Nicaragua has re-elected President Daniel Ortega, whose government has been praised for continued improvements in poverty and violence rates but criticized for manipulating the political system to stay in power.
The outcome of the election was nearly a guarantee. A former rebel who first became head of state in 2007, Ortega is popular, particularly among the country’s poor. The 70-year-old president faced no obvious challenger, paving the way for his third consecutive term – the longest any president has held office in the impoverished Central American nation.
His wife, Rosario Murillo, has assumed office as vice president.
“This is a vote for peace, for stability, for the security of Nicaraguan families,” Ortega said Sunday in the capital city of Managua. “Some say that we don’t have proper elections here, because we’re not insulting each other, throwing messages of hate, banging the drums of death.”
Undeniable progress
With a history blighted by wars, crippling poverty and instability, Nicaragua remains the second-poorest country in the Americas after Haiti and has the lowest level of GDP per capita in Central America. Still, even Ortega’s staunchest opponents will admit that the country has seen significant economic gains since his election in 2007.
In what the World Bank has described as a “remarkable economic turnaround,” Nicaragua’s GDP has been increasing by an average of 4 percent to 5 percent annually, exports have doubled and inflation has dropped to low single digits. The country’s poverty level also dropped from 42.5 percent in 2009 to 29.6 percent in 2014, according to World Bank figures, with the percentage of those living in extreme poverty falling from 14.6 percent to 8.3 percent during the same period.
In August, the International Monetary Fund closed its office in Nicaragua, saying it had finished its job helping the country reduce debt and poverty and get on the path to sustainable growth.

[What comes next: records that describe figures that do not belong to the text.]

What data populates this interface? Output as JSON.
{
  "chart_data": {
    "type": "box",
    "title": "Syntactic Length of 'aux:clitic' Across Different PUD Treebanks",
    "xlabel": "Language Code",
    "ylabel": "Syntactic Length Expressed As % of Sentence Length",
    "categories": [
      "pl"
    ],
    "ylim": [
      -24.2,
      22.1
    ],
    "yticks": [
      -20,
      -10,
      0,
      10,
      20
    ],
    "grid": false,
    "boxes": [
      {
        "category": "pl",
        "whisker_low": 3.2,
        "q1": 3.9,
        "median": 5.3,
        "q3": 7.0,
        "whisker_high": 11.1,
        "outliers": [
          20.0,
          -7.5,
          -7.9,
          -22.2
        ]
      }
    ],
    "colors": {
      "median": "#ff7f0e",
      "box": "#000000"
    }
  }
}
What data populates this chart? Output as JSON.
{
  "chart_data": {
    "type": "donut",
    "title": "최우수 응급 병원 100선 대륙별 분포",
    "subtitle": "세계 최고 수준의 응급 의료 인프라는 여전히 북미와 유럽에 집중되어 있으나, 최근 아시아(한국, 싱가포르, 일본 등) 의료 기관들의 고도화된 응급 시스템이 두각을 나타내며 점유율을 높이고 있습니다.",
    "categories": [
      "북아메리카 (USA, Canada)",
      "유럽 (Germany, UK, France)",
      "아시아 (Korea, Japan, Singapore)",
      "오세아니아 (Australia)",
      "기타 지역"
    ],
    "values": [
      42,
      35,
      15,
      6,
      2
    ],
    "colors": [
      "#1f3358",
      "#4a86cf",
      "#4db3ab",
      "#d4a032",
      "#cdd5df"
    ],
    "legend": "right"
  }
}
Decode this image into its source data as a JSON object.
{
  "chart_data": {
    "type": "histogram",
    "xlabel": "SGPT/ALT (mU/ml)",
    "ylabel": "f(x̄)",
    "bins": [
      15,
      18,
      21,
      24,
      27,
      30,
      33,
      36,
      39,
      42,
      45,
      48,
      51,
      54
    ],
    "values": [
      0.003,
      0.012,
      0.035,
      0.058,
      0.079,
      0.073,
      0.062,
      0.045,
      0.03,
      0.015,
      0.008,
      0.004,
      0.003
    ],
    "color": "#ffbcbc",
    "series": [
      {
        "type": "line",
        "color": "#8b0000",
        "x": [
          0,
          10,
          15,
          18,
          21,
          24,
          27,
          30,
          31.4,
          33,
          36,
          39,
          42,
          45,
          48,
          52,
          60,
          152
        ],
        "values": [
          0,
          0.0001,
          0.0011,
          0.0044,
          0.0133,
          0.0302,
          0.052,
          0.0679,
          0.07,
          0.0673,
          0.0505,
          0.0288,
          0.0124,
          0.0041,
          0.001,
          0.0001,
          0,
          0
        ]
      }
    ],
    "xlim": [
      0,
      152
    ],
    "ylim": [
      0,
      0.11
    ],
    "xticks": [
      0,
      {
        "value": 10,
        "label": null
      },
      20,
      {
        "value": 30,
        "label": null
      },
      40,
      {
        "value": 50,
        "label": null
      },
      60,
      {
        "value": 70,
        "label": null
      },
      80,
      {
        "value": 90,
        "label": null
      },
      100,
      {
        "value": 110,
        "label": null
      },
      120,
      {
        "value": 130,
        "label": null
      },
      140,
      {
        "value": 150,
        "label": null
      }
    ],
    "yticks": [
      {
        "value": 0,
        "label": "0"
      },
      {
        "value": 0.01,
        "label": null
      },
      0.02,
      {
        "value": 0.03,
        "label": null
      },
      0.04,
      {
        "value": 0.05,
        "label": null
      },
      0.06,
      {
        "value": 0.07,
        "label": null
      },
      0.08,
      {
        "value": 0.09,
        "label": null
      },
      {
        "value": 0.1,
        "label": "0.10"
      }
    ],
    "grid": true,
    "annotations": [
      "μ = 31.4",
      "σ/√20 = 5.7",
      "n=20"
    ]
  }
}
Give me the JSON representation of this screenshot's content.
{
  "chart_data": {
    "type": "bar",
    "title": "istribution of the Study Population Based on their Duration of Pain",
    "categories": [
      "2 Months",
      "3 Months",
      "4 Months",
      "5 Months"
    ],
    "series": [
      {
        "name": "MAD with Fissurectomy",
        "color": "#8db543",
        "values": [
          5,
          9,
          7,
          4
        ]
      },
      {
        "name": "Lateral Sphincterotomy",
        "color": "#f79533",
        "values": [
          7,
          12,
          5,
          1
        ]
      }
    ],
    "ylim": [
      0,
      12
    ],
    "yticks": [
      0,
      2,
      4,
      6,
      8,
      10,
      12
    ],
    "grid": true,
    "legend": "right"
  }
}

Ortega’s supporters also praise his government for expanding access to education, public housing and social services and for addressing the violence and oppression of marginalized groups that plagues the region. Unlike neighboring Honduras and El Salvador, Nicaragua has cracked down on youth gangs to some success, and its community-oriented approach to policing has contributed to a relatively low crime rate. With this ‘soft approach’ to policing, Nicaragua has become one of the safest countries in the Americas with a murder rate lower than that of neighboring Costa Rica.
Degradation of democracy
Despite Ortega’s popularity, both national and international observers have expressed concern over signs of corruption throughout Nicaragua’s recent elections.
Nicaragua used to limit its president to one five-year term. A court ruling in 2011 allowed Ortega to run for a second term. Congress later changed the constitution to eliminate term limits. The move sparked outrage among the numerous opposition parties, who say that the Ortega administration has become a dictatorship.
Some of the opposition called for a boycott of the recent election in the hope that low voter turnout would delegitimize the vote. But Ortega effectively stifled the opposition when, in July, Nicaragua’s top electoral authority unseated practically all of the opposition’s remaining lawmakers in congress.
Activists and opposition party members who have protested the elections have at times been met with violent attacks from riot police. The opposition parties, its members say, are weak and divided under the strengthening Ortega dictatorship.
Critics say Ortega’s refusal to leave office has also led to unease over the country’s growing economy.
“Concern is already growing among investors and big lenders who fear the economic harm of authoritarian rule,” wrote Carlos Chamorro, a Nicaraguan journalist and son of former President Violeta Chamorro, who was in office from 1990 to 1997, in an op-ed for the New York Times.
The United States Congress is considering legislation, Chamorro said, that would make it more difficult for Nicaragua to get loans from multilateral financial institutions if the country continues to show signs of high-level corruption and a failing democracy.